Smokers have greater risk for recurrence of cancer.

Smokers have greater risk for recurrence of cancer.

Prostate cancer patients who smoke have an increased risk of experiencing side effects and suffering from disease recurrence, the results of a recent study indicate.

The study, published recently in BJU International, found that smoking may have a negative impact on the health outcomes of prostate cancer patients, in addition to contributing to care-related complications.

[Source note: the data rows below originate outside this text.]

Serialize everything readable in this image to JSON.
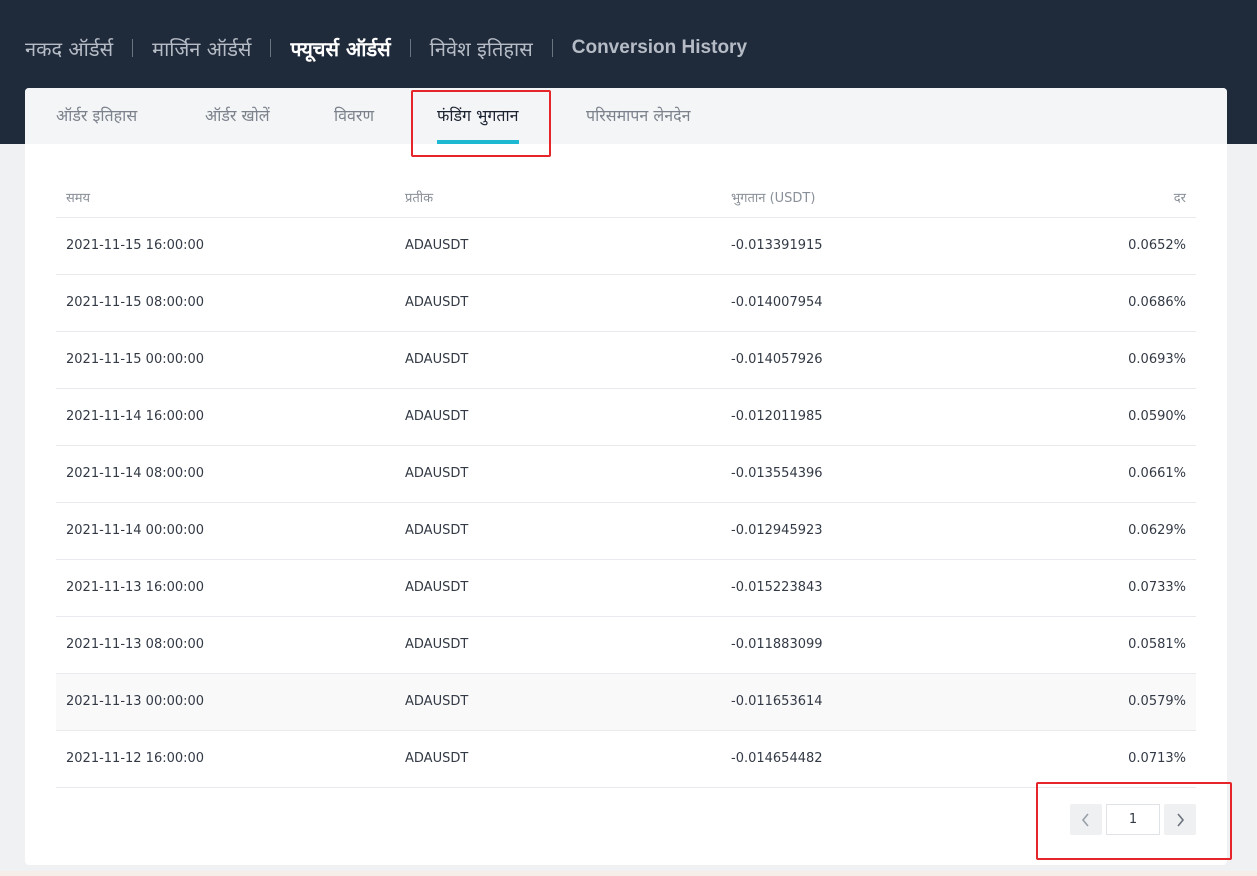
{
  "top_nav": [
    {
      "label": "नकद ऑर्डर्स",
      "active": false
    },
    {
      "label": "मार्जिन ऑर्डर्स",
      "active": false
    },
    {
      "label": "फ्यूचर्स ऑर्डर्स",
      "active": true
    },
    {
      "label": "निवेश इतिहास",
      "active": false
    },
    {
      "label": "Conversion History",
      "active": false
    }
  ],
  "tabs": [
    {
      "label": "ऑर्डर इतिहास"
    },
    {
      "label": "ऑर्डर खोलें"
    },
    {
      "label": "विवरण"
    },
    {
      "label": "फंडिंग भुगतान",
      "active": true
    },
    {
      "label": "परिसमापन लेनदेन"
    }
  ],
  "table": {
    "headers": {
      "time": "समय",
      "symbol": "प्रतीक",
      "payment": "भुगतान (USDT)",
      "rate": "दर"
    },
    "rows": [
      {
        "time": "2021-11-15 16:00:00",
        "symbol": "ADAUSDT",
        "payment": "-0.013391915",
        "rate": "0.0652%"
      },
      {
        "time": "2021-11-15 08:00:00",
        "symbol": "ADAUSDT",
        "payment": "-0.014007954",
        "rate": "0.0686%"
      },
      {
        "time": "2021-11-15 00:00:00",
        "symbol": "ADAUSDT",
        "payment": "-0.014057926",
        "rate": "0.0693%"
      },
      {
        "time": "2021-11-14 16:00:00",
        "symbol": "ADAUSDT",
        "payment": "-0.012011985",
        "rate": "0.0590%"
      },
      {
        "time": "2021-11-14 08:00:00",
        "symbol": "ADAUSDT",
        "payment": "-0.013554396",
        "rate": "0.0661%"
      },
      {
        "time": "2021-11-14 00:00:00",
        "symbol": "ADAUSDT",
        "payment": "-0.012945923",
        "rate": "0.0629%"
      },
      {
        "time": "2021-11-13 16:00:00",
        "symbol": "ADAUSDT",
        "payment": "-0.015223843",
        "rate": "0.0733%"
      },
      {
        "time": "2021-11-13 08:00:00",
        "symbol": "ADAUSDT",
        "payment": "-0.011883099",
        "rate": "0.0581%"
      },
      {
        "time": "2021-11-13 00:00:00",
        "symbol": "ADAUSDT",
        "payment": "-0.011653614",
        "rate": "0.0579%"
      },
      {
        "time": "2021-11-12 16:00:00",
        "symbol": "ADAUSDT",
        "payment": "-0.014654482",
        "rate": "0.0713%"
      }
    ]
  },
  "pagination": {
    "current_page": "1",
    "prev_icon": "chevron-left-icon",
    "next_icon": "chevron-right-icon"
  },
  "colors": {
    "header_bg": "#1f2a3b",
    "tab_underline": "#1fb8d2",
    "highlight_box": "#e5252a"
  }
}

In light of several prior studies having exhibited a link between cigarette smoking and prostate cancer, researchers sought to evaluate the impact of smoking on prostate cancer progression and treatment. For the current study, the researchers examined 2358 prostate cancer patients treated with external beam radiotherapy between 1988 and 2005.

Of these patients, 2156 had a history of smoking. Patients were divided into groups that never smoked, currently smoke, used to smoke, and unknown.

With a median follow-up of approximately 8 years, current smokers were found to have a 40% increased risk of cancer relapse, in addition to carrying an increased risk of cancer spread and cancer-related death more than 2-times greater than patients who never smoked. Additionally, current and former smokers had an increased risk of experiencing side effects related to radiotherapy, including urinary toxicity, which can lead to urinary retention, urinary incontinence, and bladder hemorrhage.

"Less optimal tumor control outcomes among smokers could possibly be explained by the influence of less oxygen concentration within the treated tumors among smokers, which is known to lead to less sensitivity of the cells being killed off by radiation treatments," co-study lead Michael Zelefsky, MD, said in a press release. "Our findings point to the importance of physicians counseling their patients regarding the potential harms of smoking interfering with the efficacy of therapies and for increased risks of side effects."